What do NASCAR Teams do on Race Day?

A NASCAR Teams’ race day doesn’t solely comprise of only the race. A driver’s duties include sponsor’s meetings and appearance, media interviews, fan interactions, as well as driver briefing sessions with NASCAR officials and their respective team’s management.

Race drivers climb into their race machines for the first time on race only 30 minutes before the race’s start. Pit Crew members help the driver strap in and secure necessary safety measures and equipment. Only after that does the Race Official call the world-famous phrase: “Gentlemen, start your engines!”

All NASCAR Cup Series races are started with a rolling start process, meaning they start behind a Pace Car at speeds of around 70 mph around the track until it peels off into the Pit Lane and the green flag waves to begin the race.

During the race, Pit Crews are the only members allowed onto the Pit Wall to repair, change the race car’s tyres and refuel it. The road crew are usually based inside the team’s motorhome studying their race car’s telemetry and replaying information to the race driver.

After a race, drivers are required to attend sponsors meetings and appearances, media interviews and more fan interactions before heading to their teams for debrief sessions on the day’s race performance.

How Much do NASCAR Team Members Make?

A NASCAR Cup Series Pit Crew member earns from $80,000 to $120,000 per season, while engineers and specialists can earn from $150,000 to $250,000 per season. While salaries of specific team members are difficult to determine.

How Much do NASCAR Teams Make?

NASCAR racing isn’t a cheap sport. To compete at NASCAR’s top-tier Cup Series, NASCAR teams spend a reported $400,000 per race week for a season expenditure of $15 million. As these costs are eye-wateringly high, NASCAR teams need to generate funds through sponsorship deals and race winnings. For winning the coveted Daytona 500, NASCAR teams will walk away with a $2 million paycheck.

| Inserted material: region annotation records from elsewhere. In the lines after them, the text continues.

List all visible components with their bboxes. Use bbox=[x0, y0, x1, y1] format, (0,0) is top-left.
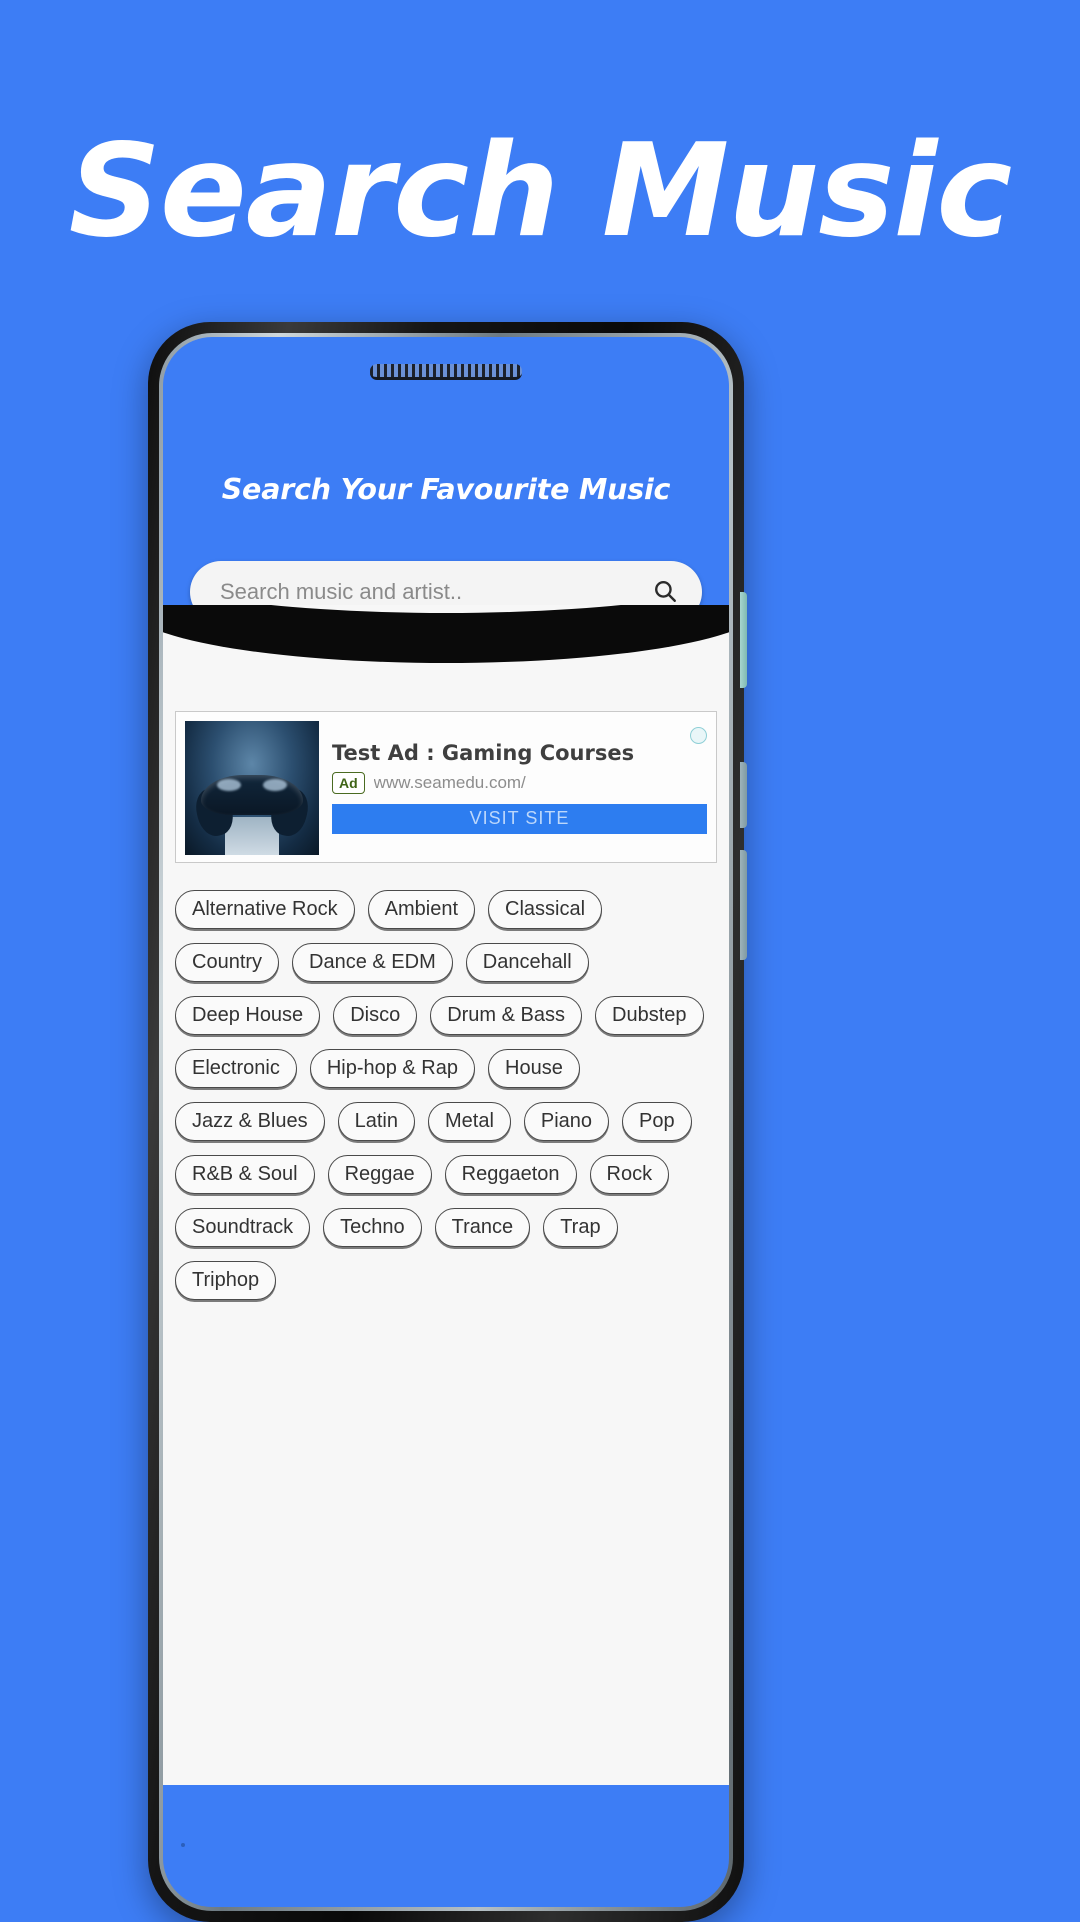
genre-chip-row: Deep House Disco Drum & Bass Dubstep bbox=[173, 996, 719, 1035]
genre-chip-row: Electronic Hip-hop & Rap House bbox=[173, 1049, 719, 1088]
genre-chip-row: Soundtrack Techno Trance Trap bbox=[173, 1208, 719, 1247]
ad-title: Test Ad : Gaming Courses bbox=[332, 740, 635, 765]
content-sheet: Test Ad : Gaming Courses Ad www.seamedu.… bbox=[163, 605, 729, 1785]
genre-chip[interactable]: R&B & Soul bbox=[175, 1155, 315, 1194]
genre-chip[interactable]: Drum & Bass bbox=[430, 996, 583, 1035]
genre-chip-row: Alternative Rock Ambient Classical bbox=[173, 890, 719, 929]
genre-chip-list: Alternative Rock Ambient Classical Country D… bbox=[173, 890, 719, 1785]
genre-chip[interactable]: Latin bbox=[337, 1102, 415, 1141]
phone-volume-down-button bbox=[740, 850, 747, 960]
search-input[interactable] bbox=[218, 578, 646, 606]
genre-chip[interactable]: Hip-hop & Rap bbox=[309, 1049, 475, 1088]
genre-chip-row: Jazz & Blues Latin Metal Piano Pop bbox=[173, 1102, 719, 1141]
phone-bezel: Search Your Favourite Music Search music… bbox=[159, 333, 733, 1911]
genre-chip[interactable]: Dancehall bbox=[465, 943, 589, 982]
genre-chip[interactable]: Techno bbox=[323, 1208, 422, 1247]
ad-badge: Ad bbox=[332, 771, 365, 794]
promo-title: Search Music bbox=[68, 117, 1013, 266]
genre-chip[interactable]: Reggae bbox=[327, 1155, 432, 1194]
search-icon bbox=[652, 578, 678, 607]
genre-chip[interactable]: Electronic bbox=[175, 1049, 297, 1088]
ad-banner[interactable]: Test Ad : Gaming Courses Ad www.seamedu.… bbox=[175, 711, 717, 863]
genre-chip[interactable]: House bbox=[488, 1049, 580, 1088]
genre-chip-row: R&B & Soul Reggae Reggaeton Rock bbox=[173, 1155, 719, 1194]
genre-chip[interactable]: Trance bbox=[434, 1208, 531, 1247]
phone-mockup: Search Your Favourite Music Search music… bbox=[148, 322, 747, 1922]
ad-url: www.seamedu.com/ bbox=[373, 772, 526, 792]
genre-chip-row: Country Dance & EDM Dancehall bbox=[173, 943, 719, 982]
genre-chip[interactable]: Ambient bbox=[367, 890, 475, 929]
genre-chip-row: Triphop bbox=[173, 1261, 719, 1300]
phone-volume-up-button bbox=[740, 762, 747, 828]
ad-body: Test Ad : Gaming Courses Ad www.seamedu.… bbox=[319, 721, 707, 853]
gamepad-icon bbox=[201, 774, 303, 815]
genre-chip[interactable]: Piano bbox=[523, 1102, 610, 1141]
ad-choices-icon[interactable] bbox=[690, 726, 707, 744]
gamepad-highlight-right bbox=[262, 778, 287, 791]
genre-chip[interactable]: Pop bbox=[622, 1102, 692, 1141]
genre-chip[interactable]: Classical bbox=[488, 890, 603, 929]
sheet-curve-decoration bbox=[163, 605, 729, 663]
ad-url-row: Ad www.seamedu.com/ bbox=[332, 771, 707, 794]
app-header-title: Search Your Favourite Music bbox=[221, 473, 671, 506]
genre-chip[interactable]: Dubstep bbox=[595, 996, 704, 1035]
genre-chip[interactable]: Disco bbox=[333, 996, 418, 1035]
ad-thumbnail-image bbox=[185, 721, 319, 855]
genre-chip[interactable]: Country bbox=[175, 943, 280, 982]
genre-chip[interactable]: Soundtrack bbox=[175, 1208, 311, 1247]
visit-site-button[interactable]: VISIT SITE bbox=[332, 803, 707, 834]
phone-speaker-notch bbox=[370, 364, 522, 380]
phone-side-button-top bbox=[740, 592, 747, 688]
genre-chip[interactable]: Triphop bbox=[175, 1261, 277, 1300]
genre-chip[interactable]: Reggaeton bbox=[444, 1155, 577, 1194]
genre-chip[interactable]: Deep House bbox=[175, 996, 321, 1035]
genre-chip[interactable]: Dance & EDM bbox=[292, 943, 453, 982]
screen-corner-dot bbox=[181, 1843, 185, 1847]
genre-chip[interactable]: Trap bbox=[543, 1208, 618, 1247]
gamepad-highlight-left bbox=[217, 778, 242, 791]
phone-screen: Search Your Favourite Music Search music… bbox=[163, 337, 729, 1907]
genre-chip[interactable]: Metal bbox=[427, 1102, 511, 1141]
genre-chip[interactable]: Rock bbox=[589, 1155, 670, 1194]
genre-chip[interactable]: Alternative Rock bbox=[175, 890, 355, 929]
genre-chip[interactable]: Jazz & Blues bbox=[175, 1102, 325, 1141]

While prize monies don’t pay for all the bills, NASCAR teams depend on sponsors not for success but for survival. With a number of sponsors for each car team, each contribution goes a long way to paying salaries, repairing and replacing parts, developing race cars for more performance, and the day-to-day functions of the team organization.

Do NASCAR Teams Have the Same Sponsors?

Basically, there are three tiers of NASCAR sponsorship: contingency sponsors; associate sponsors and primary sponsors. Furthermore, sponsors are able to support at different levels of NASCAR too: at series and race track/event level, team level and driver level.

Sponsoring a NASCAR team is similar to other professional sports, where sponsors attain rights to the use of logos, team members and are considered “Official Partners” of the team. These are the stickers you’ll see spread over the individual race cars.

Large, successful team organizations might have multiple sponsors for each of their car teams, while smaller teams might share sponsors across their car teams. Sponsorship money ranges from product support (such as items ranging from tires to engine lubricants) to approximately $40 million per season. This is a sport to rival any successful business.